## Tuesday, December 23, 2014

### The limits of knowledge in economics, Part II

Everyone--and I mean everyone--who does empirical analysis should read Charles Manski's Identification Problems in the Social Sciences (I am happy to say I took advanced econometrics from Manski when I was a Ph.D. student at Wisconsin).  The book reminds us that we are constantly relying on unstated assumptions when we do statistical analysis, and we need to do a better job of stating them.

The focus of this post involves a simple issue: extrapolation.  Let me show two graphs from Manski's chapter:

Suppose one wanted to infer y based on x.  Obviously, as the sample size gets larger, the confidence interval gets smaller, for the set of x that we are able to observe.  Note that in this instance, however, no x between 4 and 6 is sampled.

Most empirical analysis would simply assume that E(y|x=5) is some smooth function that gives weights to E(y|x=4) and E(y|x=6).  Put in English, one would just draw some sort of line between the x,y relation at x=4 and the x,y relation at x=6, and read off an x,y relation for x=5.

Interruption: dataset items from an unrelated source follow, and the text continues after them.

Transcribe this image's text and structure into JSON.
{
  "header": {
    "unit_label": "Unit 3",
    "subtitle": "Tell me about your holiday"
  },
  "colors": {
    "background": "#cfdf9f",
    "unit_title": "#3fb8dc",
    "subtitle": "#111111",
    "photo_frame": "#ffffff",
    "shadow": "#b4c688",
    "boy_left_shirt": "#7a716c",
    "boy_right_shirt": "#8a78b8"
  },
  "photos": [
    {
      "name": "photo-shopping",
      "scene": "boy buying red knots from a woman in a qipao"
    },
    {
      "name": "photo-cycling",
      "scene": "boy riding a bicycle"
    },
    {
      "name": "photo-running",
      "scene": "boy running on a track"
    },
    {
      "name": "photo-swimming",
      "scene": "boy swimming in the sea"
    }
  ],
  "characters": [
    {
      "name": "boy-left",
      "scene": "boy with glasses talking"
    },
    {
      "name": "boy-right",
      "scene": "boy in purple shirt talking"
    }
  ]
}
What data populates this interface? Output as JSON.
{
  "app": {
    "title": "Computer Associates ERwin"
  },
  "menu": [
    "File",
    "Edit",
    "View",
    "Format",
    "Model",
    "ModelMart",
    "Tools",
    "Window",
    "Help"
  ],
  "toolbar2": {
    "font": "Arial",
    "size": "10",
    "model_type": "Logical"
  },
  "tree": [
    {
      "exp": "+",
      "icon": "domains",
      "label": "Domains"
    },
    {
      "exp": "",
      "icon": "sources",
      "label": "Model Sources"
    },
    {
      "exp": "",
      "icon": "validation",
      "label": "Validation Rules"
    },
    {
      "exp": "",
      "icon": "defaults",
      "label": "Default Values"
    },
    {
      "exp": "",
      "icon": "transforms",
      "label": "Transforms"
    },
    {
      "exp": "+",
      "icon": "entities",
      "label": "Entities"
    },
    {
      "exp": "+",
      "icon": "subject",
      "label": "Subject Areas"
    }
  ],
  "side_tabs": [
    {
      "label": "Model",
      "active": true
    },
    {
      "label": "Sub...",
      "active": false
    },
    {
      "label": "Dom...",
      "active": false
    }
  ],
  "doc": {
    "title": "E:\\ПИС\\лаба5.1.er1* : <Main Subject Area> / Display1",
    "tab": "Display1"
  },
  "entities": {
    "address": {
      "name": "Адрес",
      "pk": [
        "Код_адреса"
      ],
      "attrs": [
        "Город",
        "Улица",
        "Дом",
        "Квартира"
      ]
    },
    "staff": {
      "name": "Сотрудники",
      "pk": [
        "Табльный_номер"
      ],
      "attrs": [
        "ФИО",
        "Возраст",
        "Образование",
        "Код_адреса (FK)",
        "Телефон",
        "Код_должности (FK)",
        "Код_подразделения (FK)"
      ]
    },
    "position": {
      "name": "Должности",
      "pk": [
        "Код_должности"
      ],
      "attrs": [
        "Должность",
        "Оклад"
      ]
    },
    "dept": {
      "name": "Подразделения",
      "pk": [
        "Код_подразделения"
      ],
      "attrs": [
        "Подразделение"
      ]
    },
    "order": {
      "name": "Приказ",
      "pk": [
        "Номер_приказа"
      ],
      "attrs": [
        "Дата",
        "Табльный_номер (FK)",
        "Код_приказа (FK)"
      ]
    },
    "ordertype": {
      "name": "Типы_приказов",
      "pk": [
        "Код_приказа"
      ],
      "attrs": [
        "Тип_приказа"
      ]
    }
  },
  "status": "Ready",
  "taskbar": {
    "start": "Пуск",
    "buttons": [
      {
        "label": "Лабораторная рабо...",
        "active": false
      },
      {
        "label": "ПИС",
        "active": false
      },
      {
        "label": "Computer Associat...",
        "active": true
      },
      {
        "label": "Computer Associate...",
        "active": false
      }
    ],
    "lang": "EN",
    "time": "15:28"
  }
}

But doing this involves an important assumption: that y doesn't go flying off in one direction or another at x=5.  We actually cannot know this, because we have no observations at x=5; indeed, maybe the reason we never observe x=5 is because y is highly unstable at that point.  Just as problematic (perhaps more so) is predicting y when x > 9.

I am pretty sure that it is hard to go a day without reading something that involves someone extrapolating outside the support of observed data.  Sometimes it is necessary to do this, but when we do, we should always say so.